De chauffeur van de taxi waar ik vanavond instap kan na het aanzetten van de meter een zucht niet onderdrukken. Het beeldscherm toont de volgende melding: ‘Systeemfout, neem contact op met Dice.’ De taxichauffeur pakt zijn mobiele telefoon. "Taxi 437. Ik heb een systeemfout. Dat is de derde vandaag. Ik word hier niet vrolijk van moet ik zeggen. Ja. Goedenavond." Tegen mij: "Dat is de derde keer. Het is een mooi systeem hoor. Maar kinderziektes, hè."
"Wat is het voor een systeem?" vraag ik hem. "Ridas," antwoordt hij. "Op het beeldscherm kun je zien waar je volgende vrachtje, eh, klant staat. Alleen de taxi die het dichtste bij is krijgt dat te zien.
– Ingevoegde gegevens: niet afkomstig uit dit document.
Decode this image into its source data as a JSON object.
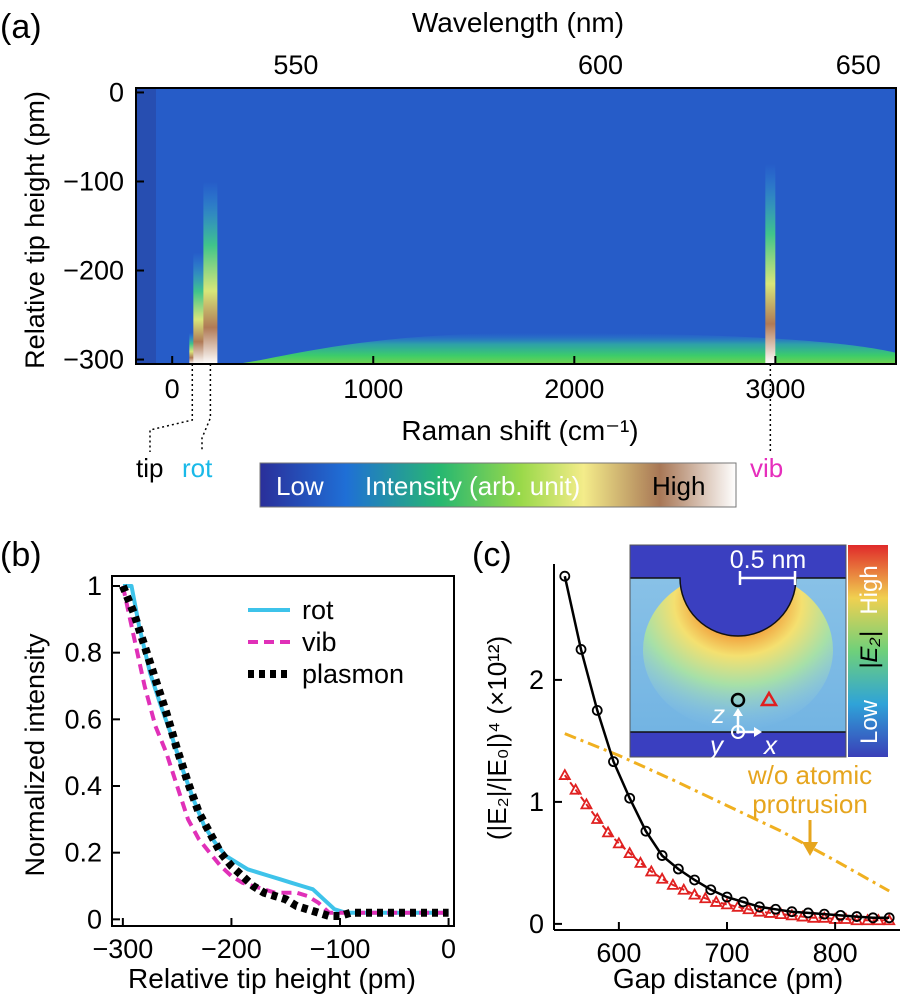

Dus je weet zeker dat niet iemand anders je klant voor je neus wegkaapt." De chauffeur ontwijkt een fietser. "Het werkt met de satelliet. Er zit een soort schoteltje op het dak." Ik vraag hem of hij tevreden over het systeem is. "Het scheelt toch een hoop. Kijk, ik breng u nou daarheen. Vroeger moest ik het hele stuk leeg weer terugrijden. Nou rijd ik meteen naar de volgende klant, dan kan ik vol weer terug. Tenminste, als hij het doet, ha, ha. En als er een klant is natuurlijk. Het is een mooi systeem hoor."
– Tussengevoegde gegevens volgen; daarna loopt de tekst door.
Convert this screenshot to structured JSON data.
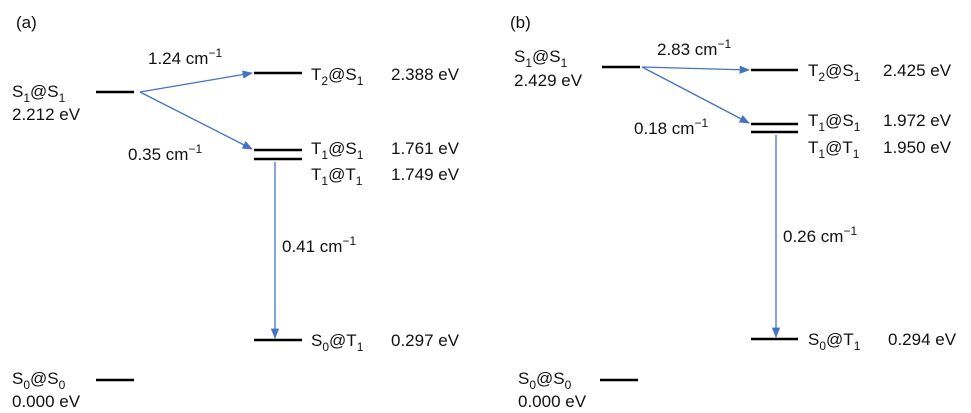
{
  "colors": {
    "level": "#000000",
    "arrow": "#4472c4",
    "text": "#111111"
  },
  "panels": [
    {
      "id": "a",
      "panel_label": "(a)",
      "s1s1": {
        "state": "S",
        "sub": "1",
        "at": "@S",
        "sub2": "1",
        "energy": "2.212 eV"
      },
      "t2s1": {
        "state": "T",
        "sub": "2",
        "at": "@S",
        "sub2": "1",
        "energy": "2.388 eV"
      },
      "t1s1": {
        "state": "T",
        "sub": "1",
        "at": "@S",
        "sub2": "1",
        "energy": "1.761 eV"
      },
      "t1t1": {
        "state": "T",
        "sub": "1",
        "at": "@T",
        "sub2": "1",
        "energy": "1.749 eV"
      },
      "s0t1": {
        "state": "S",
        "sub": "0",
        "at": "@T",
        "sub2": "1",
        "energy": "0.297 eV"
      },
      "s0s0": {
        "state": "S",
        "sub": "0",
        "at": "@S",
        "sub2": "0",
        "energy": "0.000 eV"
      },
      "rate_s1_t2": {
        "value": "1.24 cm",
        "exp": "−1"
      },
      "rate_s1_t1": {
        "value": "0.35 cm",
        "exp": "−1"
      },
      "rate_t1_s0": {
        "value": "0.41 cm",
        "exp": "−1"
      }
    },
    {
      "id": "b",
      "panel_label": "(b)",
      "s1s1": {
        "state": "S",
        "sub": "1",
        "at": "@S",
        "sub2": "1",
        "energy": "2.429 eV"
      },
      "t2s1": {
        "state": "T",
        "sub": "2",
        "at": "@S",
        "sub2": "1",
        "energy": "2.425 eV"
      },
      "t1s1": {
        "state": "T",
        "sub": "1",
        "at": "@S",
        "sub2": "1",
        "energy": "1.972 eV"
      },
      "t1t1": {
        "state": "T",
        "sub": "1",
        "at": "@T",
        "sub2": "1",
        "energy": "1.950 eV"
      },
      "s0t1": {
        "state": "S",
        "sub": "0",
        "at": "@T",
        "sub2": "1",
        "energy": "0.294 eV"
      },
      "s0s0": {
        "state": "S",
        "sub": "0",
        "at": "@S",
        "sub2": "0",
        "energy": "0.000 eV"
      },
      "rate_s1_t2": {
        "value": "2.83 cm",
        "exp": "−1"
      },
      "rate_s1_t1": {
        "value": "0.18 cm",
        "exp": "−1"
      },
      "rate_t1_s0": {
        "value": "0.26 cm",
        "exp": "−1"
      }
    }
  ]
}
"Wat betekent Ridas?" vraag ik. "Ja, wat betekent dat, ritten distributie afhandelingssysteem geloof ik. Het apparaat is van een Canadees bedrijf." Dice, opper ik? "Nee, Dice is het dienstencentrum. Ze bellen me zo terug. Dan hoor ik hoe laat ik langs kan komen. Ze moeten hem opnieuw instellen. Een keertje is niet zo erg, maar drie keer is wat veel van het goede. Hier rechts?" De telefoon gaat. "Taxi 437. Goedenavond. Twaalf uur kan ik niet. Twaalf uur vanavond? Dat gaat wel lukken. Dank u wel." Tegen mij: "Ik weet wel hoe het komt hoor, die systeemfout. Het systeem is zwaar beveiligd. Dus als er een storing is, dan kun je er niets meer aan doen. Moet je terug naar het dienstencentrum. Het is overbeveiligd, zeg maar." Ik vraag of het een duur systeem is. "Acht miljoen heeft het gekost. Kost ons 265 gulden per maand. Dat haal je er wel uit hoor. Het is een toeslag op de bijdrage. En die zal er wel niet meer van afgaan, ha, ha. Ze zullen het toch moeten onderhouden." Hoeveel taxi’s maken nu gebruik van dit systeem? "Nu een stuk of tweehonderd, van de zes-, zevenhonderd. De rest komt wel hoor. Straks moeten ze wel. De mobilofoon gaat eruit hè." "Kan het systeem nog meer?" vraag ik. "Ja, ja. Bonnetjes printen. Straks kan hij credit cards accepteren. Van alles. Het is een mooi systeem. Als het werkt. Hier links?"
Hier links. De gebruiker van het Ridas-systeem draait de straat in en levert me voor de deur af. De bon wordt met de hand geschreven. "Normaal kan ik hem uitprinten, maar nu niet, vanwege die systeemfout hè. Geeft niks, ik heb voor de zekerheid altijd mijn bonnetjes bij me. Goedenavond, heer." En weg is hij weer, op naar het dienstencentrum.